Last month, ProPublica, a nonprofit investigative journalism organization, reported on the tragic deaths of two Black women resulting from Georgia’s six-week abortion ban. While the circumstances surrounding their deaths differ slightly, two truths remain: the deaths of Amber Nicole Thurman and Candi Miller were entirely preventable, and both women should still be with us today.
When Georgia’s Governor Brian Kemp signed the six-week abortion ban into law in 2019, I knew Black women would suffer the most and that the ban would eventually kill us. The law–one of the most restrictive in the country–bans abortion at approximately six weeks of pregnancy and threatens clinicians with criminal penalties for providing medically appropriate care for someone amid a miscarriage. It forces Georgians to travel out of state for essential care at great expense or to have to continue pregnancies against their will, facing medical risks and life-altering consequences. My organization, SisterSong, a Georgia-based national reproductive justice organization, fought tirelessly to prevent this ban from taking effect, serving as the lead plaintiff challenging HB 481. Still, ultimately the courts ruled against our freedom.
Make no mistake, while the ban is hurting Georgians today, it is also part of a well-coordinated, nationwide white supremacist agenda meant to restrict our ability to manage our health care and protect our bodily autonomy. The overturning of Roe v. Wade gave anti-abortion lawmakers the green light to insert themselves into deeply personal healthcare decisions and dismantle all aspects of pregnancy-related healthcare. Since then, we have witnessed a crusade to control our bodies, with nearly half of the states now banning or severely limiting access to abortion. When elected leaders choose control over freedom, effectively putting our safety, lives and futures aside, they create an environment where life-saving abortion care is not only difficult to access but criminalized.
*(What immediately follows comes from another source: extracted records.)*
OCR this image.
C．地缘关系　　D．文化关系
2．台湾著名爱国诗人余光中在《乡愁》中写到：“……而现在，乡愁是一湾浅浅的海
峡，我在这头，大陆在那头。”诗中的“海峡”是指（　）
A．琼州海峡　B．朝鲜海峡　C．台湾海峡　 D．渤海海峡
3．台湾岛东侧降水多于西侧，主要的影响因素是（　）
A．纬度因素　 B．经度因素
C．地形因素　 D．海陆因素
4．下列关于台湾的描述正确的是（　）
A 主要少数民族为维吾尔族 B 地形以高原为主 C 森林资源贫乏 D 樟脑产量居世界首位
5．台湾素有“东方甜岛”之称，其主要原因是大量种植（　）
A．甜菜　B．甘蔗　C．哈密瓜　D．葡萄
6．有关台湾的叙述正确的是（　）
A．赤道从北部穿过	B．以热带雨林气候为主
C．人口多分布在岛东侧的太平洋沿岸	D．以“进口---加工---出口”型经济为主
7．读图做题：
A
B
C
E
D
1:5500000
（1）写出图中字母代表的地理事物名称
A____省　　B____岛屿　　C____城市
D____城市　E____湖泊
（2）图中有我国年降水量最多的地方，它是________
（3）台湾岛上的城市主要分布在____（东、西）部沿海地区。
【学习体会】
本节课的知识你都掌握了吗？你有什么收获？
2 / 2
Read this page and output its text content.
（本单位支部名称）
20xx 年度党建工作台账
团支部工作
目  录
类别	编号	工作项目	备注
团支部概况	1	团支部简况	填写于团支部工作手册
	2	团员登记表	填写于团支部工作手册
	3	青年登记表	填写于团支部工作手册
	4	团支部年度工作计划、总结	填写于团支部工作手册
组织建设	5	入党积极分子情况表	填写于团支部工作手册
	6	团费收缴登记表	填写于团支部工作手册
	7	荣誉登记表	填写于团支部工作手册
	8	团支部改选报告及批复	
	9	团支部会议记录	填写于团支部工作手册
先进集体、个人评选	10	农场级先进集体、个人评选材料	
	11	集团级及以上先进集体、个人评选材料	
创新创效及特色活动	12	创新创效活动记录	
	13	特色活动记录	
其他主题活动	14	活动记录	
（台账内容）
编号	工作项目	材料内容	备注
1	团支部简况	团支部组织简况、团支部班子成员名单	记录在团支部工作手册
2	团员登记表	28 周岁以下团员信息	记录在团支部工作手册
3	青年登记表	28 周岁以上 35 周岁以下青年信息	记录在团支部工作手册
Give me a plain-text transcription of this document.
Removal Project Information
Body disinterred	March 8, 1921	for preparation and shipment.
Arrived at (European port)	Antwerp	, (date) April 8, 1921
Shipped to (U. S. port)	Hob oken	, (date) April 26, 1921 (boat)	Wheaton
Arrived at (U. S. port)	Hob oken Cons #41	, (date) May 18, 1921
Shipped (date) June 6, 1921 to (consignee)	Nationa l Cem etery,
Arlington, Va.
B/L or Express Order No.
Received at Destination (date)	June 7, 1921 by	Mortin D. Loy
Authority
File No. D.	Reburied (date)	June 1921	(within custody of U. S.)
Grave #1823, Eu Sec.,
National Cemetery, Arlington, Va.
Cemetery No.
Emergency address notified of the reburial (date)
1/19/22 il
For generations, Black folks have been forced to navigate a healthcare system steeped in structural racism, and these recent attacks on abortion care have only added fuel to our maternal health crisis. Black women face a maternal mortality rate three times higher than white women, and Black mothers and babies are more likely than any other demographic in America to die during childbirth. Black women are also more likely to live in “contraception deserts,” use Medicaid, which does not cover abortions, and live in states with abortion bans. We deserve the right to choose whether or when to parent on a timeline that aligns with our lives. These bans strip us of the autonomy to make decisions that are best for ourselves and our families.
Whether Black women are afraid to seek care or providers are fearful of treating patients due to criminalization, everyone suffers. Amber and Candi deserved better. Georgians deserve better. Our people deserve better.
For thirty years, Reproductive Justice activists have pushed for a world where everyone has the right to safely have children or not and raise the children we do have in sustainable, safe communities. We have been on the front lines, pushing back against anti-abortion legislation and centering the leadership and lived experiences of our people. Now more than ever, we need the Black community to show up in this moment with us.
On September 28th, which was International Safe Abortion Day, Reproductive Justice leaders, including SisterSong and our national Trust Black Women campaign, rallied at the Georgia State Capitol in Atlanta to demand accountability for the preventable deaths of Amber and Candi. We asked those in power to Trust Black Women in 2019 when we started fighting HB 481, but now we are demanding it.
I have dedicated my life to organizing for liberation. I have taken to the street to protest state-sanctioned violence that has robbed my brothers and sisters of their futures. I have led Queer liberation work and fought back against the prison-industrial complex. I witnessed the more than 40,000 Black women who showed up to support Vice President Harris’ presidential bid. I am saying this because I can say without a doubt that I have witnessed the power of collective action. The fight for our freedom isn’t new to us. Now, we need to show up for Amber and Candi and the thousands of Black lives that are on the line each day these abortion bans are in place. What that means in Georgia is calling for the passage of the Reproductive Freedom Act, which would expand access to abortion care for all Georgians and repeal HB 481. What that means nationally is educating ourselves on the issues and showing up big to vote for candidates that will allow us to control our own reproductive futures. Our lives are literally on the line.
What lingers with me since learning of these heartbreaking deaths is the plea from Amber’s mother, Shanette, to Vice President Harris: ‘Don’t let my daughter die in vain.’ We cannot allow the lives of these beautiful Black women to be reduced to tragic losses. Their names deserve justice, their stories demand action and their stolen futures cannot be forgotten. Their legacy must be one of change, not inaction.
Monica Raye Simpson is the executive director of SisterSong, the southern-based national Women of Color Reproductive Justice Collective. Monica is a proud Black queer feminist & cultural strategist who is committed to organizing for LGBTQ+ liberation, civil and human rights, and sexual and reproductive justice by any means necessary. She was also named a New Civil Rights Leader by Essence Magazine and one of TIME 100’s most influential people of 2023.